I am unaware of good ways to show distribution information for a part/whole distribution. So, I challenge you (in this project) to come up with some ideas and try them out.

Implicit in this is a notion of summarization: you aren’t going to show all members of the category (there many be a lot). But you want to provide more information than just the mean.

Showing a summary might mean showing the mean and standard deviation/error/CI (like error bars would), or quartiles (like a boxplot would), or the whole distribution (like a histogram or violin plot would).

A baseline design: we could ignore the part/whole relationship, treat the part whole groups as a regular numerical variable, and use a standard way to show the distribution (basically making a faceted chart).

Here is an example where I have two groups (say, male and female), and 4 categories (say sleep, paid work, unpaid work, and other). Just showing the distributions…

stacked.png

If I facet I could show it as a bar chart with error bars:

faceted-errorbars.png

Or even a histogram per category (per group):

faceted-histograms.png

Note that this design does not respect the part-whole relationship. It doesn’t convey the proportion of the parts to the whole (how much of the day is sleeping). And the interdependence of the categories (if you spend more time sleeping, you must spend less time doing something else).

(with the sketch, I did not preserve the amounts. In the Faceted Bar Chart, the 4 bars need to add up to 100% of the time, in the faceted histograms, each of the vertical histograms needs to add up to 100% of the samples)

Note: that the stacked bar is just one possible design… we might want to do the same thing for stacked area charts, or tree maps, or pie charts, or …

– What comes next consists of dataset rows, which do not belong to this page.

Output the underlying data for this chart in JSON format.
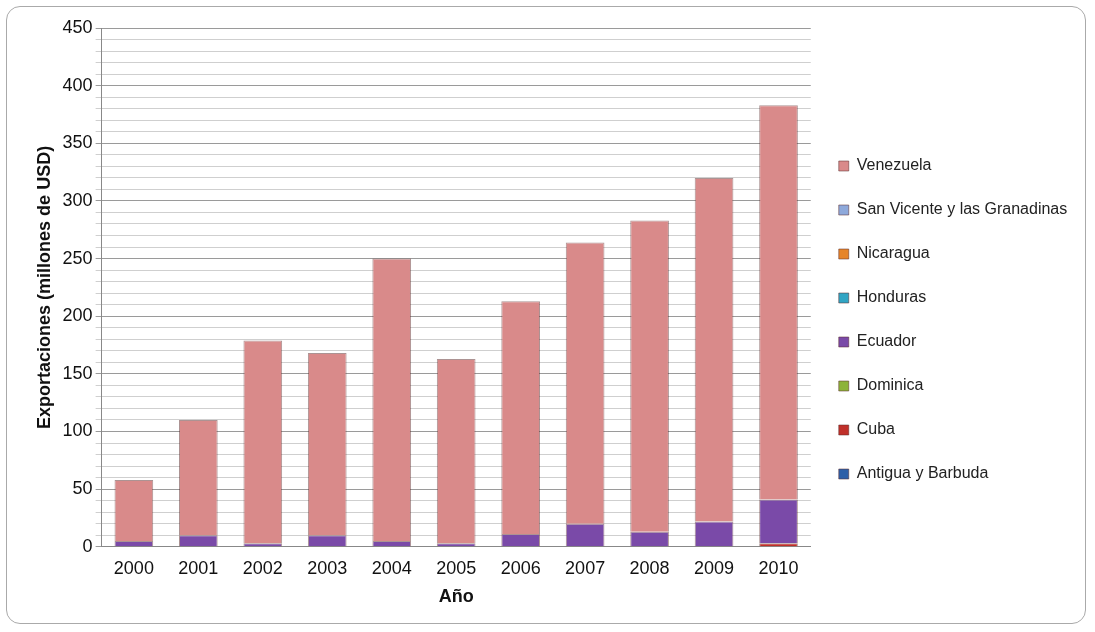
{
  "chart_data": {
    "type": "bar",
    "stacked": true,
    "xlabel": "Año",
    "ylabel": "Exportaciones (millones de USD)",
    "categories": [
      "2000",
      "2001",
      "2002",
      "2003",
      "2004",
      "2005",
      "2006",
      "2007",
      "2008",
      "2009",
      "2010"
    ],
    "series": [
      {
        "name": "Antigua y Barbuda",
        "color": "#2e5fa8",
        "values": [
          0,
          0,
          0,
          0,
          0,
          0,
          0,
          0,
          0,
          0,
          0
        ]
      },
      {
        "name": "Cuba",
        "color": "#c0302a",
        "values": [
          0,
          0,
          0,
          0,
          0,
          0,
          0,
          0,
          0,
          0,
          3
        ]
      },
      {
        "name": "Dominica",
        "color": "#8db33a",
        "values": [
          0,
          0,
          0,
          0,
          0,
          0,
          0,
          0,
          0,
          0,
          0
        ]
      },
      {
        "name": "Ecuador",
        "color": "#7a4aa8",
        "values": [
          5,
          10,
          3,
          10,
          5,
          3,
          11,
          20,
          13,
          22,
          38
        ]
      },
      {
        "name": "Honduras",
        "color": "#31a5c4",
        "values": [
          0,
          0,
          0,
          0,
          0,
          0,
          0,
          0,
          0,
          0,
          0
        ]
      },
      {
        "name": "Nicaragua",
        "color": "#e6842a",
        "values": [
          0,
          0,
          0,
          0,
          0,
          0,
          0,
          0,
          0,
          0,
          0
        ]
      },
      {
        "name": "San Vicente y las Granadinas",
        "color": "#8ea9db",
        "values": [
          0,
          0,
          0,
          0,
          0,
          0,
          0,
          0,
          0,
          0,
          0
        ]
      },
      {
        "name": "Venezuela",
        "color": "#d98a8a",
        "values": [
          53,
          100,
          176,
          158,
          245,
          160,
          202,
          244,
          270,
          298,
          342
        ]
      }
    ],
    "ylim": [
      0,
      450
    ],
    "yticks": [
      0,
      {
        "value": 10,
        "label": null
      },
      {
        "value": 20,
        "label": null
      },
      {
        "value": 30,
        "label": null
      },
      {
        "value": 40,
        "label": null
      },
      50,
      {
        "value": 60,
        "label": null
      },
      {
        "value": 70,
        "label": null
      },
      {
        "value": 80,
        "label": null
      },
      {
        "value": 90,
        "label": null
      },
      100,
      {
        "value": 110,
        "label": null
      },
      {
        "value": 120,
        "label": null
      },
      {
        "value": 130,
        "label": null
      },
      {
        "value": 140,
        "label": null
      },
      150,
      {
        "value": 160,
        "label": null
      },
      {
        "value": 170,
        "label": null
      },
      {
        "value": 180,
        "label": null
      },
      {
        "value": 190,
        "label": null
      },
      200,
      {
        "value": 210,
        "label": null
      },
      {
        "value": 220,
        "label": null
      },
      {
        "value": 230,
        "label": null
      },
      {
        "value": 240,
        "label": null
      },
      250,
      {
        "value": 260,
        "label": null
      },
      {
        "value": 270,
        "label": null
      },
      {
        "value": 280,
        "label": null
      },
      {
        "value": 290,
        "label": null
      },
      300,
      {
        "value": 310,
        "label": null
      },
      {
        "value": 320,
        "label": null
      },
      {
        "value": 330,
        "label": null
      },
      {
        "value": 340,
        "label": null
      },
      350,
      {
        "value": 360,
        "label": null
      },
      {
        "value": 370,
        "label": null
      },
      {
        "value": 380,
        "label": null
      },
      {
        "value": 390,
        "label": null
      },
      400,
      {
        "value": 410,
        "label": null
      },
      {
        "value": 420,
        "label": null
      },
      {
        "value": 430,
        "label": null
      },
      {
        "value": 440,
        "label": null
      },
      450
    ],
    "grid": "y",
    "legend": "right"
  }
}
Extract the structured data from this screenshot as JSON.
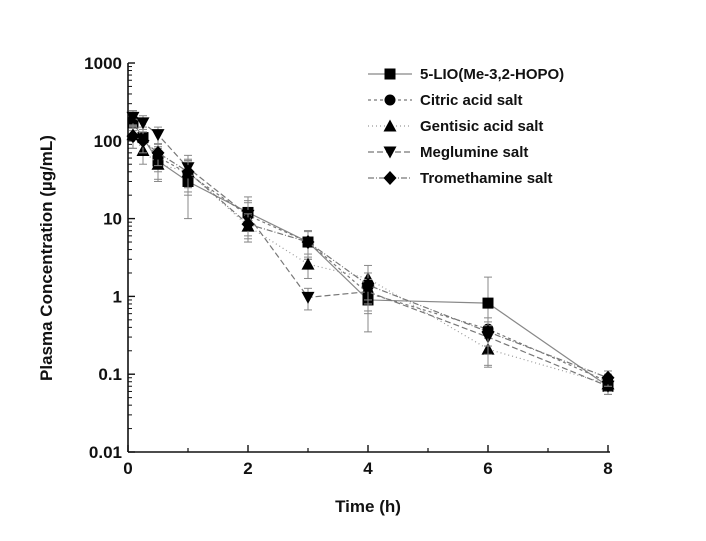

Also: this example, all of the wholes were the same size. What happens if each group has a different amount (for example, the groups are the sales at different stores, which sell different amounts of stuff in total, and have different distributions among product categories).

The Challenge

You job is to come up with new designs that show the distributions of the parts of part whole relationships.

Of course, a “good” design means that it is effective for some task(s). So you need to identify what the tasks are. Part of a good answer to this theme is to identify the tasks well.

I recommend proposing multiple designs, and comparing them with the baseline (the baseline is faceting the histograms and using an appropriate distribution - making a “faceted box-plot” is not a new design). You might conclude that the faceted designs are actually really good for some tasks.

You might try to implement your design to show things with real ATUS data, or you might just try to sketch (try to use realistic scenarios). Your sketches should be better than mine. There is a “part whole” notion on effort: if you do nicer implementation (e.g., program with real data vs. sketch), you might do less creative design exploration, and design analysis.

You might try to critique the baseline design as a way to generate ideas.

When we evaluate this, we will consider:

  1. Your design exploration. How good were the designs you came up with (in terms of quantity, quality, and creativity/novelty)?
  2. Your “implementations”. This could range from crude sketches to programmatically implemented versions that work on the real data.
  3. Your analysis. How well did you identify tasks? How well did you analyze the effectiveness of different designs?